In December of 2009 well known economist and NYU professor Nouriel Roubini provided his professional opinion on where the gold price was headed:
“I don’t believe in gold,” Roubini told CNBC. “Gold can go up for only two reasons.”
“[One is] inflation, and we are in a world where there are massive amounts of deflation because of a glut of capacity, and demand is weak, and there’s slack in the labor markets with unemployment above 10 percent in all the advanced economies.
The only way gold can go higher in a deflationary economy is a financial Armageddon, Roubini says, but we’ve avoided that tail risk as well.
So all the gold bugs who say gold is going to go to $1,500, $2,000, they’re just speaking nonsense, Roubini asserts.
At the time, the precious metal was trading at $1125 per ounce.
This morning, gold touched a nominal price high of over $1600.00 for the first time in history:
If Nouriel Roubini’s reasoning for why gold would rise in such an environment is to be believed, then there are two likely causes.
One of them is inflation, and while some can argue that deflationary pressures on everything from employment to credit borrowing should be keeping the price of gold well below $1600, so too can we make the argument that the US Federal Reserve has injected trillions of dollars into the financial system, forcing prices of stocks, commodities and even precious metals to skyrocket. Mr. Roubini no doubt closely follows the official Consumer Price Inflation figures provided to him and his colleagues by the US Bureau of Labor and Statistics, which show that inflation (less food and energy costs) is about 1.6%. In reality, however, the actual rate of inflation is somewhere in the area of 10.6%, providing some explanation to the consistent price rise in gold for the last 18 months.
Inflation effects aside, we submit that Mr. Roubini’s second point is the primary reason for gold’s rise to $1600. The global marketplace is and has been losing confidence in the ability of the government sector to manage, mitigate and resolve the economic crisis. Historically this has been a key factor in determining the value of gold, and this time around is no exception.
In 2009 we opined:
The other scenario, and much worse than scenario #1, is economic Armageddon. Mr. Roubini believes this has been avoided. This may very well be true, though paranoid doom and gloomers must wonder how we are to avoid economic and financial Armageddon with another wave or real estate collapses coming, consumer spending coming to a stand still, world trade getting destroyed, consumer and commercial credit lending frozen, and the US government taking on more debt in terms of borrowing and entitlements than any nation in the history of the world.

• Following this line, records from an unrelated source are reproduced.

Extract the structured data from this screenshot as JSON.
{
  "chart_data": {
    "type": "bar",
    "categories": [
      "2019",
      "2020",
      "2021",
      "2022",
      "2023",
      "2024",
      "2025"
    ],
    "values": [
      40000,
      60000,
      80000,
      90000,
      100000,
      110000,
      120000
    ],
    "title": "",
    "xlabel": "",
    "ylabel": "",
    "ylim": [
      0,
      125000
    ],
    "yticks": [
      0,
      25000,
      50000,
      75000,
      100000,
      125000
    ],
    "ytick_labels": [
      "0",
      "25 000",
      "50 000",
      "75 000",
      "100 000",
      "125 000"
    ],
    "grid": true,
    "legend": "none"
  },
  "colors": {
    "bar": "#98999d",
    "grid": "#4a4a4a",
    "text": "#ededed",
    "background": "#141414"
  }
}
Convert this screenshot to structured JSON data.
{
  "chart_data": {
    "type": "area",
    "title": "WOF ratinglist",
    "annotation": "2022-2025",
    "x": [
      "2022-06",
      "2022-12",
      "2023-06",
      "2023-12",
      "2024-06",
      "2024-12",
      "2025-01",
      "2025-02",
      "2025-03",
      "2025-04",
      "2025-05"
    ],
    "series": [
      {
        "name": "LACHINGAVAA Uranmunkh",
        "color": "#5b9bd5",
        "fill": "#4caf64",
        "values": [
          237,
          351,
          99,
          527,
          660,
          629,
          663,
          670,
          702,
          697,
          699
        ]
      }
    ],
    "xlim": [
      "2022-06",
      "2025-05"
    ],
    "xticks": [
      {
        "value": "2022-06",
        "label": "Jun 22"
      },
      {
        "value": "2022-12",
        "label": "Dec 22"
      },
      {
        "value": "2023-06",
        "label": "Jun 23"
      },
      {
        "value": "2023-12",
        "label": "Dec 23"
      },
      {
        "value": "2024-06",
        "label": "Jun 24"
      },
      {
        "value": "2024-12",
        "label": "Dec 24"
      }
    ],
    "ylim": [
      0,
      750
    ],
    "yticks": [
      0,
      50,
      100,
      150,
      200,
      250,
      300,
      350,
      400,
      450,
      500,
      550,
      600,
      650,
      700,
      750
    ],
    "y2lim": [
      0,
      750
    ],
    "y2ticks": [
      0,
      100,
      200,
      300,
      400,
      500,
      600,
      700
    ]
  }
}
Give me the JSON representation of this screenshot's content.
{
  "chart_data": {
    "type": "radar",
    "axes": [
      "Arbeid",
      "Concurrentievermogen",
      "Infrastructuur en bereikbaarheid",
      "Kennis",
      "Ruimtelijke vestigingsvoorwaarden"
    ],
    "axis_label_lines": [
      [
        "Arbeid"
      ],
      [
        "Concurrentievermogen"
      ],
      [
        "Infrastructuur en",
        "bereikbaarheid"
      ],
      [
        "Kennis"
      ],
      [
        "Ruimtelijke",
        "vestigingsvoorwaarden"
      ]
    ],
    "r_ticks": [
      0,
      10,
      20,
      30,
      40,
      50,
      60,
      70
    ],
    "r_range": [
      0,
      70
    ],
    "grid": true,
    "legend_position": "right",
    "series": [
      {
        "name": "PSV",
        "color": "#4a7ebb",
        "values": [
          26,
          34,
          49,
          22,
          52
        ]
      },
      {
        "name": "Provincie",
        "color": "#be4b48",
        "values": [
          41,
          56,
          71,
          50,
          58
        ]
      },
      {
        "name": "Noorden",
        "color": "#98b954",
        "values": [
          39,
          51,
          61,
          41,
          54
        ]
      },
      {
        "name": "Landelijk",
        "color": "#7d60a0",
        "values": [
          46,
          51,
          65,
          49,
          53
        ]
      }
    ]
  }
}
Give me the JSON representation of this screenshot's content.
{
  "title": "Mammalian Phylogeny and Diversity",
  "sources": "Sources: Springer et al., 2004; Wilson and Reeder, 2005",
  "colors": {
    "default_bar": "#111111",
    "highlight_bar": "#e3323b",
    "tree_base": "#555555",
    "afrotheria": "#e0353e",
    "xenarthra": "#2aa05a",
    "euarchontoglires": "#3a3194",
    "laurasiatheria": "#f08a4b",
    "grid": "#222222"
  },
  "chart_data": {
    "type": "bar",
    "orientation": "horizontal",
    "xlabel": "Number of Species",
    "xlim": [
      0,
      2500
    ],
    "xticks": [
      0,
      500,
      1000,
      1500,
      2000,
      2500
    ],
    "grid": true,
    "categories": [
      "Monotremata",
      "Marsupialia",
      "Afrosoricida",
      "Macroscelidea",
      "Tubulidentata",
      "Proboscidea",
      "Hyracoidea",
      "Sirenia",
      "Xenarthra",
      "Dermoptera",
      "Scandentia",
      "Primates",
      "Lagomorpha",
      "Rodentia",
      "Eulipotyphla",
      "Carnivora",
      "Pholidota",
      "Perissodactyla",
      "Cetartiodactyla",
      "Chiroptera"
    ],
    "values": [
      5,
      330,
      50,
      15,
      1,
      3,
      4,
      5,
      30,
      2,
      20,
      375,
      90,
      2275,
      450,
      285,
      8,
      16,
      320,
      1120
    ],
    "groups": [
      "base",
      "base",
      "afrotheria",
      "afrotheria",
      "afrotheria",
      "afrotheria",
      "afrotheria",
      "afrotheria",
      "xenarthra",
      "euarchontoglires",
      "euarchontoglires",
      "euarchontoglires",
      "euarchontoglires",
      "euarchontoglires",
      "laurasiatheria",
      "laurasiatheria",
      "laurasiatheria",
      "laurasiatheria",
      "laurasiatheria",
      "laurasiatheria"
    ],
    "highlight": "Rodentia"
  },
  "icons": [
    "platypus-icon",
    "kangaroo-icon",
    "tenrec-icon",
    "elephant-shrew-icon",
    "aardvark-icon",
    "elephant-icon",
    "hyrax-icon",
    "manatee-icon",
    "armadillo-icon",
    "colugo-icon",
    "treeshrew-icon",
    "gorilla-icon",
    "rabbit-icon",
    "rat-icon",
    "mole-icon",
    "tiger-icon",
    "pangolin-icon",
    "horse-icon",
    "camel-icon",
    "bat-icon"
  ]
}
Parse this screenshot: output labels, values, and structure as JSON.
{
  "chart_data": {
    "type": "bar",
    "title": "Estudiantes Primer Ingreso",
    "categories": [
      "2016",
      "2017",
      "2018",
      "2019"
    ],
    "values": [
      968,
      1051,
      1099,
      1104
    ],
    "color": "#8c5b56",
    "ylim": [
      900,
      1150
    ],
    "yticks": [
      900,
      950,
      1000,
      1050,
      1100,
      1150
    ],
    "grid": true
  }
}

Eighteen months hence we submit that even though we were being told by the likes of Mr. Roubini that everything was going to be fine and tail risk had been avoided, we can now see that no such risk has been reduced and we are potentially much worse off today then we were then.
As we see absolutely no solution to the overall malaise facing our Nation and the world, we expect to see gold continue to rise for several years to come. There will certainly be some ups and downs, and we can expect extreme volatility as the system we understand to be our economy seizes up, but the long-term projections for gold remain intact.
While we have seen a historical high of $1600 for gold today, we are nowhere near what the price should be if we adjusted the 1981 high for inflation – which would put us at roughly $2300. Considering that this recession is (by official accounts) the worst crisis since the Great Depression, and literally nothing other than the stock market has showed any significant improvement over the last two years, there is the real risk that another meltdown much worse than the 2008 collapse will drop us even deeper into what many are calling The Greater Depression.
Economic Armageddon may very well be just around the corner.
If this is the case, and the economic problems are not transient, as Mr. Bernanke has suggested, then we can expect gold to reach levels never imagined by the likes of Nouriel Roubini or the ‘gold is not money‘ crowd that includes experts like Mr. Ben Bernanke.